I offer Iris the chocolate pastry, convincing her that I bought it for her. Shortly after, she buys me Romanian fried donuts as a thank you.
They don’t know that I am only pretending to not speak Romanian, so I capitalize on their desire to be seen as powerful heroes.
Blood-orange sunset and no longer with Iris, I meet Teodor, who refuses to use conditioner and has hair like hay. He invites me to dinner as a thank you for the fresh donuts I give him.
It seems that people aren’t so clever.
By his rumbled apartment block, I see a bike on the loose. It reflects the fading blue sky and the shimmering leaf shadows. I ride it home, but left a note with my phone number on the fence.
Vali calls me. Our quick chat explains that I had to go home because of an emergency (without telling her that I am being lenient with my definition of emergency), so I took the first mode of transportation that I saw. The truth is that I just miss riding a bike; I just wanted to feel excited the way I do when the wind blows through my hair; I just wanted to have fun; I just wanted to be spontaneous. Such thoughts disappear as I return the bike to Vali.
I am bikeless, once again. The July evening heat succumbs to the rain’s quick temper. I am cold. I am alone. I am tired. I am really tired. I am shivering, but shame warms up my cheeks as I inhale from my cigarette.
I tried to fool these people today. I lie, I thieve, I omit. I don’t feel bad about it.
However, I am a monster for lying to my grandparents about smoking, knowing the cancer that smoking caused my Bunicu. My stomach pains like on the first day of period cramps. Throbbing overtakes my left temple, my right arm hesitantly lifts the cigarette to my mouth, the puddle freezes my toes, and my heart hurts because I know I am betraying the trust of those I love most.

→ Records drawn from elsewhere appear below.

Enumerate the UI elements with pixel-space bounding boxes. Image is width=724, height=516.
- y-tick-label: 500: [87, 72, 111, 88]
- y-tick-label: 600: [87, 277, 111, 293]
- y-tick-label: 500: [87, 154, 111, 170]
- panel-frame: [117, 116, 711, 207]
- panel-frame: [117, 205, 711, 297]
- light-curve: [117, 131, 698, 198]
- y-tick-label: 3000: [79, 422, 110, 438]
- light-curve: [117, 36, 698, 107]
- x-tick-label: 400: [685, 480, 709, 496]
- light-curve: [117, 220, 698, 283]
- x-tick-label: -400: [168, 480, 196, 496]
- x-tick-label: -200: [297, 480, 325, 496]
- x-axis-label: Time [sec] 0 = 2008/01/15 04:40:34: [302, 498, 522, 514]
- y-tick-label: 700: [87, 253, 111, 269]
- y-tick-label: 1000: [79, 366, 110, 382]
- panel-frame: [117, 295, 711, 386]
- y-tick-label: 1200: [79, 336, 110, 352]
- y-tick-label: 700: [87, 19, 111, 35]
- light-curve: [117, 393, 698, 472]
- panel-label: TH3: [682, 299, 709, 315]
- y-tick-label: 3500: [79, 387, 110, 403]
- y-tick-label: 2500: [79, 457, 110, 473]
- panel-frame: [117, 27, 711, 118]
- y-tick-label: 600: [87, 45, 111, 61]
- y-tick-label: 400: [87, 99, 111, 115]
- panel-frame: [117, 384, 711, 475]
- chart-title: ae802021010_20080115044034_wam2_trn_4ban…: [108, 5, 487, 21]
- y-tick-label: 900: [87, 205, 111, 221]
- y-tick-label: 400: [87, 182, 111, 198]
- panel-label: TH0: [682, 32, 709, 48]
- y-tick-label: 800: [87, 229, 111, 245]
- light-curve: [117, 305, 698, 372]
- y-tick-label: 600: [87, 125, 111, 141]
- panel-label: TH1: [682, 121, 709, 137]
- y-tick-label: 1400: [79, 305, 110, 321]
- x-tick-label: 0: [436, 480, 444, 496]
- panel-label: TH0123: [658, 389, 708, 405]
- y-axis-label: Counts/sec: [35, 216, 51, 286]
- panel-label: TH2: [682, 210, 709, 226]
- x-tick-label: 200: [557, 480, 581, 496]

I fool myself by trying to be a thief when I know I am not. I fool my depression when I think I have the motivation to live, I fool my honesty when I promise my parents I’ll sleep at midnight, and I fool my achievements into believing that I would drop out of high school.
I fool, and I am fooled.
I fool, and I am fooled.
Bunicu fools me into thinking he’ll live to see me graduate. Mama fools my fears into areas of growth. Tata fools my sickened nights into nights of laughter. Bunica fools my lack of eating into love for eating what I cook. Bunicu fools my understanding of family from one of disconnectedness into one of deep trust. Bunica fools my loss of passion for painting into excitement to share my art with the world. Sora fools any bad instinct I may have into pure kindness.
They fool me; their love fuels me. I want to keep secret for myself that I fool people in unkind ways, but my family openly speaks words filled with love to fool insecurities and sadness that try to fool my joyous nature. I fool people, they fool qualities of life.
I pity the fool because I am a fool.